Supporters believe these are all basic living skills, so it's necessary to have courses like these covering them during basic education. They say it is a most useful form of education, which will benefit students for the rest of their life.

But some insist the new course is unnecessary despite its well-meaning intention. They believe families should help students develop living skills, rather than schools. Besides, apart from the skills taught in the curriculum, students have a lot of things to learn such as cooking, washing clothes, domestic electric appliance repairs, and so on. If only the use and repairs to fixed items such as toilets and light bulbs were required to be tested, they will become new burdens but no different from other exams. While focusing on items included in the test, students might ignore the development of other living skills.

More exam-oriented education

Hu Yi (Times Business): The teaching of basic living skills is family's responsibility, and not schools' obligation. The development of basic living skills is a process, not something that examinations can impart to students.
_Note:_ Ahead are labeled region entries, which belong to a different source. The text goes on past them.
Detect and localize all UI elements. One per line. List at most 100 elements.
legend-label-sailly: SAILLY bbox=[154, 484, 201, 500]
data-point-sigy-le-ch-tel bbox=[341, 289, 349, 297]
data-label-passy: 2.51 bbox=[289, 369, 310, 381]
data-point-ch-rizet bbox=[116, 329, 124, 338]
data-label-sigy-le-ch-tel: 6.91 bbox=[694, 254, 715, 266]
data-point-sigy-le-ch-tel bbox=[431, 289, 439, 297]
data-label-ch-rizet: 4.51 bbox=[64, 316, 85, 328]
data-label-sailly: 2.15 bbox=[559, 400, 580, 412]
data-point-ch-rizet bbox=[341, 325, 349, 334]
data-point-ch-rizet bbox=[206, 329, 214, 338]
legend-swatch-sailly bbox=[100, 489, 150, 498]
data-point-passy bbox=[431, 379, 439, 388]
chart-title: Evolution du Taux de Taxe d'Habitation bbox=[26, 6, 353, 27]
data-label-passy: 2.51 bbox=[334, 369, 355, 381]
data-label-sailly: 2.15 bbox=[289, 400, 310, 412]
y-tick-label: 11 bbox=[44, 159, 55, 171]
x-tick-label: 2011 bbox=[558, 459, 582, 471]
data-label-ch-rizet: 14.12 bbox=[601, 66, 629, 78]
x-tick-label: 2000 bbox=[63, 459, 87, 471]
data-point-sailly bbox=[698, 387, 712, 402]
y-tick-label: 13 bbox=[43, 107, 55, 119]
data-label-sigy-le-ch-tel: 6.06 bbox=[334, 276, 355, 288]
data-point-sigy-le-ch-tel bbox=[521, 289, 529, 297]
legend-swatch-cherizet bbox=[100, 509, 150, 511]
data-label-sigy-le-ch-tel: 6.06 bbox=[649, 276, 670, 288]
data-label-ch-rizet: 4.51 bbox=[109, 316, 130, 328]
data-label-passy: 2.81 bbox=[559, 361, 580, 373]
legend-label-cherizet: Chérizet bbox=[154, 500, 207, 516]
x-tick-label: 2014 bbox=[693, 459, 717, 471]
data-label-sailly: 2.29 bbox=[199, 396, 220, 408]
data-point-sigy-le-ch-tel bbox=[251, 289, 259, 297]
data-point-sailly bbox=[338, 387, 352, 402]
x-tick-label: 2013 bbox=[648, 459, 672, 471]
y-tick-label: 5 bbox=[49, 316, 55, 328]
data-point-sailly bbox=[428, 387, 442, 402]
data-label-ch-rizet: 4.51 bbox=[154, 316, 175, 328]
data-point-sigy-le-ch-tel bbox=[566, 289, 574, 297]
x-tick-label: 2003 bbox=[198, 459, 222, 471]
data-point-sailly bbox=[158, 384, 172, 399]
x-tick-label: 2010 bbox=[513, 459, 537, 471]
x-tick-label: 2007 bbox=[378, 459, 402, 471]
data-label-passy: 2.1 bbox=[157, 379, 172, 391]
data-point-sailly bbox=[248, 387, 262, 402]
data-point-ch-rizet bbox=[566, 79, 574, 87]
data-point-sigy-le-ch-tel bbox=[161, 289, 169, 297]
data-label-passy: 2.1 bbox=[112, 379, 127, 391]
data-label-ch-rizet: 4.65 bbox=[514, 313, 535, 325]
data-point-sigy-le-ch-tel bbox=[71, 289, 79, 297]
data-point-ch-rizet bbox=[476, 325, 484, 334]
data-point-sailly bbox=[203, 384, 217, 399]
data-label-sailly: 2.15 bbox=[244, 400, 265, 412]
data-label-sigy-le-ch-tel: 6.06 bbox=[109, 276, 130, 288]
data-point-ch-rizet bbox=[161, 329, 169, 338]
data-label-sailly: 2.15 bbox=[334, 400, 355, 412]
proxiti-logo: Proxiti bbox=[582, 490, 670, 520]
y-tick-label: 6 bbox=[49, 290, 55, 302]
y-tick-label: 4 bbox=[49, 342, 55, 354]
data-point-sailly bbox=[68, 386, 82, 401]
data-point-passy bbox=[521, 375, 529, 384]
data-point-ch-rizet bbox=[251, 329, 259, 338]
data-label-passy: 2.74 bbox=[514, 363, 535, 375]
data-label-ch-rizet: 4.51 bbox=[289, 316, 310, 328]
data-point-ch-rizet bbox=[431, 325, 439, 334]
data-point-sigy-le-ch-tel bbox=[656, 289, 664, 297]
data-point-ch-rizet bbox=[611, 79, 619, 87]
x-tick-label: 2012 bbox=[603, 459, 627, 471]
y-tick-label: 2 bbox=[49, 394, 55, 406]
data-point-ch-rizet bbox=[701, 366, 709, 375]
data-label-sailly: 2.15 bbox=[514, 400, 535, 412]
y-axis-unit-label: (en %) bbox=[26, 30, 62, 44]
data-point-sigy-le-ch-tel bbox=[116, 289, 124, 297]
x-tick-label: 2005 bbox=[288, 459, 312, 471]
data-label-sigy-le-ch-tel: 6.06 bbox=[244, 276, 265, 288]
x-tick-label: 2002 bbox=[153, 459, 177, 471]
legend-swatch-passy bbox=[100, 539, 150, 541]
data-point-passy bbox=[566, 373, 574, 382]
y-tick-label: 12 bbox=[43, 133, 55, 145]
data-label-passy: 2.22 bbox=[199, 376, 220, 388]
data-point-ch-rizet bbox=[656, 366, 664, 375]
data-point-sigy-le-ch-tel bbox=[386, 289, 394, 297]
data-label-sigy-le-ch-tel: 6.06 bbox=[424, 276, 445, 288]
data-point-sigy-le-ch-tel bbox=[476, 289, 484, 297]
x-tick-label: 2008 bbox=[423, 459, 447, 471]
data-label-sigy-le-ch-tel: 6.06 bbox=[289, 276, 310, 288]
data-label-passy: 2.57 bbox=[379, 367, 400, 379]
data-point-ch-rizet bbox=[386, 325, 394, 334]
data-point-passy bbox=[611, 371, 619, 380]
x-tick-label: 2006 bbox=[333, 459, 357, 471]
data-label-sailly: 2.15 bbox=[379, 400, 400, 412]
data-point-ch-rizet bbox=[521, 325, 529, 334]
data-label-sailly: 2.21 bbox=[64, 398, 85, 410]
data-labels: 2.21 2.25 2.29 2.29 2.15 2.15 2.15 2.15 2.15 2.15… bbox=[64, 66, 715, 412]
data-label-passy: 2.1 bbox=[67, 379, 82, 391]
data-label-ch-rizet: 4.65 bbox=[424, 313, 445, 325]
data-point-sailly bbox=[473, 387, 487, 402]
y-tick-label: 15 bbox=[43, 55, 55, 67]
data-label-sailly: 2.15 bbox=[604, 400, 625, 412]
In order that children will attain graduation diplomas without trouble, parents certainly pay attention to education authorities' requirements. They are very likely to send their children to after-school classes for training in these skills. As a result, students might have to spend more time on them.

Encouraging students to develop these skills is a good thing that is practiced in many countries, but we must notice the different education environment between China and those countries. In Chongqing, for example, living skills are to be tested as a required course for a graduation diploma. When these skills are incorporated in requirements for a graduation exam, it is adding to students' burdens.

Is it necessary for students to learn some living skills? Of course it is. But that should be based on students' personal interest. We should also take into account the heavy study burden on them from current exam-oriented education. If more classes are added to the current curriculum in the name of developing all-round qualities, will students feel happy about quality-oriented education?

Shen Runzhou (Beijing Youth Daily): Criticism of current high school education focuses on the gap between what students are taught and what they need in real life. While students are able to attain high scores in exams, they are incapable when it comes to basic living skills. To what extent a general technology course will help to solve this problem is unknown.

Since it is an exam subject, there must be specific rules for it, such as its content and grading standards, or it will be impossible to put into practice. But students will be therefore able to pass the exam by cramming before it or by other methods. It will become another exam-oriented course.

In an information society, it's not difficult to learn and develop basic living skills and it's unnecessary to begin a course like this in senior middle school. Besides, even if students cannot carry out technical work, in today's society, professionals are ready to help and they can perform these tasks better.

Long Minfei (www.xinhuanet.com): It seems that without exam scores, we are unable to know a student's capabilities. That's why a new curriculum soon deviates from its original good intention once it's connected with examinations.

Repairing toilet fittings and things like that should be basic living skills that everyone can do, but once they are among exam subjects, students will begin to treat them the way they do other subjects. Exams will not help improve students' living skills. This kind of so-called "curriculum reform" is not a good idea.